Streikende aus Berliner und Brandenburger Einzelhandelsunternehmen protestieren für ihre Lohnforderung.
Streikende aus Berliner und Brandenburger Einzelhandelsunternehmen protestieren für ihre Lohnforderung.
© dpa

Der Handel zahlt freiwillig zwei Prozent

Es sei gut möglich, meinte Schulten, „dass am Ende des Jahres die heute vorgelegte Zwischenbilanz für 2021 noch etwas nach oben korrigiert werden kann“. Im Handel, dem öffentlichen Dienst der Länder und auf dem Bau seien den Beschäftigten in der Coronazeit „ganz besondere Leistungen abverlangt“ worden. Dafür erwarteten die Arbeitnehmer nun „eine entsprechende materielle Anerkennung“. Im Einzelhandel sind einige Arbeitgeber bereits vorgeprescht und haben die Einkommen freiwillig um zwei Prozent erhöht. Diese Prozente würden dann nach einem Tarifabschluss für die gesamte Branche verrechnet.

1000 Euro Corona-Prämie bei VW

In vielen Verträgen vereinbarten die Tarifparteien die Zahlung einer steuerfreien Corona-Prämie.
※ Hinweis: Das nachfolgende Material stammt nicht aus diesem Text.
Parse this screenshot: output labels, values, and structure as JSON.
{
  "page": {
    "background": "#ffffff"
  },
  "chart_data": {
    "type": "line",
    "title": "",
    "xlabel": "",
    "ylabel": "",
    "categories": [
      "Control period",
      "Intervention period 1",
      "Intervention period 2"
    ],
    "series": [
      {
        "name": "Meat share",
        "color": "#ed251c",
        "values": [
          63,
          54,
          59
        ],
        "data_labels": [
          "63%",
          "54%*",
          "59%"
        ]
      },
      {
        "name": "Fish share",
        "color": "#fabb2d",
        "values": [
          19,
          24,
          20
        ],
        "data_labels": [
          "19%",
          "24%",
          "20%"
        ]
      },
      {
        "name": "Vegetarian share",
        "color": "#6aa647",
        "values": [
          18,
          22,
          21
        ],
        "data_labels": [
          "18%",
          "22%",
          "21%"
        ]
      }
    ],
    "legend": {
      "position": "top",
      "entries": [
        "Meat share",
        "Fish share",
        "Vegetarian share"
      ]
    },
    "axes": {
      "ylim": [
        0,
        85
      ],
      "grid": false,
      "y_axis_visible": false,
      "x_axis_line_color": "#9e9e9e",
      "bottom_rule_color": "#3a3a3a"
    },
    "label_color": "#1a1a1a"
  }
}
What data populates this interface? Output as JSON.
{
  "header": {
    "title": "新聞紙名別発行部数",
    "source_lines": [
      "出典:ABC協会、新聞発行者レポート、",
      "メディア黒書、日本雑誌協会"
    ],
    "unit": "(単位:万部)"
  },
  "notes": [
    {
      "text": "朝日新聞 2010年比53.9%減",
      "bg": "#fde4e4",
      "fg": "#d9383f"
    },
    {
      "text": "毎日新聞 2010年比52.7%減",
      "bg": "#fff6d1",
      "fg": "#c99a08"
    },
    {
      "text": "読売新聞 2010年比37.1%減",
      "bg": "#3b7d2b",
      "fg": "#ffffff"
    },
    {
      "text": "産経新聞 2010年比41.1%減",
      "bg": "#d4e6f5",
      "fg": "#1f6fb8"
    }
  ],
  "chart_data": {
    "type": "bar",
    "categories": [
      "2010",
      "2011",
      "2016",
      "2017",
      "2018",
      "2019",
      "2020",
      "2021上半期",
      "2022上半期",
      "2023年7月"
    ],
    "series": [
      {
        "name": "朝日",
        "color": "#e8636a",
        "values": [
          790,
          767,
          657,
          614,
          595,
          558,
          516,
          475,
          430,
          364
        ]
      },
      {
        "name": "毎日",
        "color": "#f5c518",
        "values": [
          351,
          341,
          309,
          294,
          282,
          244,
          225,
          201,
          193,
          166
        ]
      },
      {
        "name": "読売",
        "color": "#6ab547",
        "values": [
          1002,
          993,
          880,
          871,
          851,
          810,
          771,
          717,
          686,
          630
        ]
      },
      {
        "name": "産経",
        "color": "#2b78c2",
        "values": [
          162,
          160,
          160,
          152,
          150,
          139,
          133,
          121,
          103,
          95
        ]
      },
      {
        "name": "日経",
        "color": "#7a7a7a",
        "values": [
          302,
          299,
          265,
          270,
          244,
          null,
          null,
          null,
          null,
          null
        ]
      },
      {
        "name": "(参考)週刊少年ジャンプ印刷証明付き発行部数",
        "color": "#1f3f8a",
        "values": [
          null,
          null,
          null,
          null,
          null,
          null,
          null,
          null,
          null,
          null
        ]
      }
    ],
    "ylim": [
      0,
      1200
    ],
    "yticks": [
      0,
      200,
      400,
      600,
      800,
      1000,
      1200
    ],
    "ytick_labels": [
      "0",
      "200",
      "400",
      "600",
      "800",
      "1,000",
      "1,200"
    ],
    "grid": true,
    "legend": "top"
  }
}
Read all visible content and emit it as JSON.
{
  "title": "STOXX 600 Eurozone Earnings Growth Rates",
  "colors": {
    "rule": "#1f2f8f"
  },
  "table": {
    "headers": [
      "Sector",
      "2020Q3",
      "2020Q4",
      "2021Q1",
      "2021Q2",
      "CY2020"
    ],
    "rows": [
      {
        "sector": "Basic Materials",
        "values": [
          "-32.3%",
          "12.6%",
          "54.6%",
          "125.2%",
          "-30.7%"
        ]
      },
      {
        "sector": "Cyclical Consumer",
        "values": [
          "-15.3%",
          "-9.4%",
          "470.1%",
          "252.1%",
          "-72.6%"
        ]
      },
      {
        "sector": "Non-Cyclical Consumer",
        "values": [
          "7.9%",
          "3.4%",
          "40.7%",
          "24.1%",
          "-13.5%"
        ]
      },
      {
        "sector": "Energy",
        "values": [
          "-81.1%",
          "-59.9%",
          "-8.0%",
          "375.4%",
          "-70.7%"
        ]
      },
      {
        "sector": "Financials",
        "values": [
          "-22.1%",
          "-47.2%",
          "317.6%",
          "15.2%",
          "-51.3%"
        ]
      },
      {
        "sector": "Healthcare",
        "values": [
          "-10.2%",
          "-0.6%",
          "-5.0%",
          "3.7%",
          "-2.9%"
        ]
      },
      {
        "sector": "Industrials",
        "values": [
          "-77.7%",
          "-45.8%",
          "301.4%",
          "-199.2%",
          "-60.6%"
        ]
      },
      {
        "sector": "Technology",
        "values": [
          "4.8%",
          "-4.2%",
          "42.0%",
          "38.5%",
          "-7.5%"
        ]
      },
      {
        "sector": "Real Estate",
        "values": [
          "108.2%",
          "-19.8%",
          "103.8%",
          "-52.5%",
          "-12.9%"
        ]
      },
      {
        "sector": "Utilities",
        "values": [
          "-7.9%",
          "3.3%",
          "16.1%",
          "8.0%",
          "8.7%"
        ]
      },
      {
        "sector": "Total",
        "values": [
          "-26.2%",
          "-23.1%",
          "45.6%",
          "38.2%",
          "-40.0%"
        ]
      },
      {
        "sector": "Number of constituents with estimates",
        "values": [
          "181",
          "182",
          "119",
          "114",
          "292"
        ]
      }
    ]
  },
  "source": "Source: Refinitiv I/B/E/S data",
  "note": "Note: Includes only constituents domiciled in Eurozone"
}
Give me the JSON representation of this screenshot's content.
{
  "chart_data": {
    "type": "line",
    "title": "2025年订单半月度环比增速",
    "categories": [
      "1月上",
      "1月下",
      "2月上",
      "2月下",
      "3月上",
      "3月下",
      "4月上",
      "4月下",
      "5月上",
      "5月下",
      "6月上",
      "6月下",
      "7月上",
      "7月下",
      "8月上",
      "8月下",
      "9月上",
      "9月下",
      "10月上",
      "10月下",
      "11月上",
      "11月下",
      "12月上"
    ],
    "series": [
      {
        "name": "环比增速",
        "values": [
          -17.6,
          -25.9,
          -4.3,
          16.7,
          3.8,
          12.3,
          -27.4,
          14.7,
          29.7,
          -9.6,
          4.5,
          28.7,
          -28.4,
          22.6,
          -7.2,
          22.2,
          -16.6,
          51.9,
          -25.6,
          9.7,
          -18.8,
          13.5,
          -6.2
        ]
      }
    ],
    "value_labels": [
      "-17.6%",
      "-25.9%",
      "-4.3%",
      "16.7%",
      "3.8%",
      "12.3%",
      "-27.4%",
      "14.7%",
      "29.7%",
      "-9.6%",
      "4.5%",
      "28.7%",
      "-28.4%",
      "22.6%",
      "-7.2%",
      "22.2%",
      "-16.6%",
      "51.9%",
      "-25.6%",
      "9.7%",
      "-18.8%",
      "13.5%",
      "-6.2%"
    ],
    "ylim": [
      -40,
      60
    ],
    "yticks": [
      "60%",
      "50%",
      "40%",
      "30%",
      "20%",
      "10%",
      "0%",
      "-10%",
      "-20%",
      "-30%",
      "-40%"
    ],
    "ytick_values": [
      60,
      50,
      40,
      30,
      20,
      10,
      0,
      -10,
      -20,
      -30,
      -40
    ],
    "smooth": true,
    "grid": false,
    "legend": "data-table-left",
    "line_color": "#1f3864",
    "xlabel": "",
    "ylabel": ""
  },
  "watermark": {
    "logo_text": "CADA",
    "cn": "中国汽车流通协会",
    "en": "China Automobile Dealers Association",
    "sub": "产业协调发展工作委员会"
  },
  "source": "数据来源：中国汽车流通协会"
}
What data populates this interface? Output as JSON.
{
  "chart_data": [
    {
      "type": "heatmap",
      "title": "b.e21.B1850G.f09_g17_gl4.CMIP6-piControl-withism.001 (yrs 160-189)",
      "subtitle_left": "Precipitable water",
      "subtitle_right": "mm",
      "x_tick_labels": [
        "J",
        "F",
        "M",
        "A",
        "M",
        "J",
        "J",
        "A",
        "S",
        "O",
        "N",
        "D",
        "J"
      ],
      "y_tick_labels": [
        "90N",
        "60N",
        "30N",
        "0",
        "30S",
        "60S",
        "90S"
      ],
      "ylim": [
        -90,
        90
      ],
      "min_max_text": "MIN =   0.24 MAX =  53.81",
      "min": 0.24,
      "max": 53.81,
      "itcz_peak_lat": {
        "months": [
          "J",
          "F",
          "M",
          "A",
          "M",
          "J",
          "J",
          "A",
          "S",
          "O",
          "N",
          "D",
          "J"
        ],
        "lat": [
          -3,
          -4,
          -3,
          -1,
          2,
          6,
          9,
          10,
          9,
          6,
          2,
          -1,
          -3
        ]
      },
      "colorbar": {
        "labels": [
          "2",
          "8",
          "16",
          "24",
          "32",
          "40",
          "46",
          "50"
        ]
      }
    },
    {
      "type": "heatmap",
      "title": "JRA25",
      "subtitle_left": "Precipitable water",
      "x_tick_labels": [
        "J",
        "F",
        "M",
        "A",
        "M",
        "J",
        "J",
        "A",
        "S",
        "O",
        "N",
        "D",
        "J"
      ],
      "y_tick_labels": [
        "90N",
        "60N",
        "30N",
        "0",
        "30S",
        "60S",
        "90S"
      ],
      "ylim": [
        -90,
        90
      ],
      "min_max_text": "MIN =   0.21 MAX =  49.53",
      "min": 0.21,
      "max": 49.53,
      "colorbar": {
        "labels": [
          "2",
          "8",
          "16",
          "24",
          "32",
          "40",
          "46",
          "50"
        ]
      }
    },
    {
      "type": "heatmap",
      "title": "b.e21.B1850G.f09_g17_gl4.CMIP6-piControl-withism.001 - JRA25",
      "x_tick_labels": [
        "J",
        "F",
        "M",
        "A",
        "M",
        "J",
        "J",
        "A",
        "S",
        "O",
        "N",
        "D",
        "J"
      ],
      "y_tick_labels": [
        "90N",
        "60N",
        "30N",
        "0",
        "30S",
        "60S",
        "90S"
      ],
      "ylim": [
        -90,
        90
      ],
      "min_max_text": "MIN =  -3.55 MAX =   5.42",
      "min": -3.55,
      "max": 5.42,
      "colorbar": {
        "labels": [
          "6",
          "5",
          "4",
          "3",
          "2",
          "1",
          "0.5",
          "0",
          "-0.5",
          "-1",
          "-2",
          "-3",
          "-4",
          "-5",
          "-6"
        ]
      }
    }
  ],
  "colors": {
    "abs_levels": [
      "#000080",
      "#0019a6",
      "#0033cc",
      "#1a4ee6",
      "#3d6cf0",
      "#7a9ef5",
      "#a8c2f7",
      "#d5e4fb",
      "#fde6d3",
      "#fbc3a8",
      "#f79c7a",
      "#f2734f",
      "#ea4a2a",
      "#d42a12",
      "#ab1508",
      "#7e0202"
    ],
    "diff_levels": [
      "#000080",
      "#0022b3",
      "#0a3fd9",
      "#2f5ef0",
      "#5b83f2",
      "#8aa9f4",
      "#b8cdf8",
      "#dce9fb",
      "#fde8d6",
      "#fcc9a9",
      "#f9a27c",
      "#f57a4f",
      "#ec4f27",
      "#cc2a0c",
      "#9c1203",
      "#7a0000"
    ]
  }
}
Sie liegt in den meisten Fällen zwischen 300 und 500 Euro. Mit 1000 Euro fällt Volkswagen aus dem Rahmen. Weitere Besonderheiten im ersten Halbjahr: In der Energiewirtschaft und dem Nahrungsmittelgewerbe lagen die Tarifabschlüsse über zwei Prozent. Und im größten privaten Krankenhauskonzern Helios steigen die Tarifeinkommen im Schnitt um 2,8 Prozent. Ferner schaffte es die Gewerkschaft Nahrung, Genuss, Gaststätten (NGG) in der Fleischwirtschaft einen Mindestlohn von 10,80 Euro pro Stunde zu vereinbaren. Weitere Anhebungen bis 12,30 Euro zum Jahresende 2023 sind vereinbart. Der gesetzliche Mindestlohn liegt derzeit bei 9,60 Euro und steigt bis Juli nächsten Jahres auf 10,45 Euro.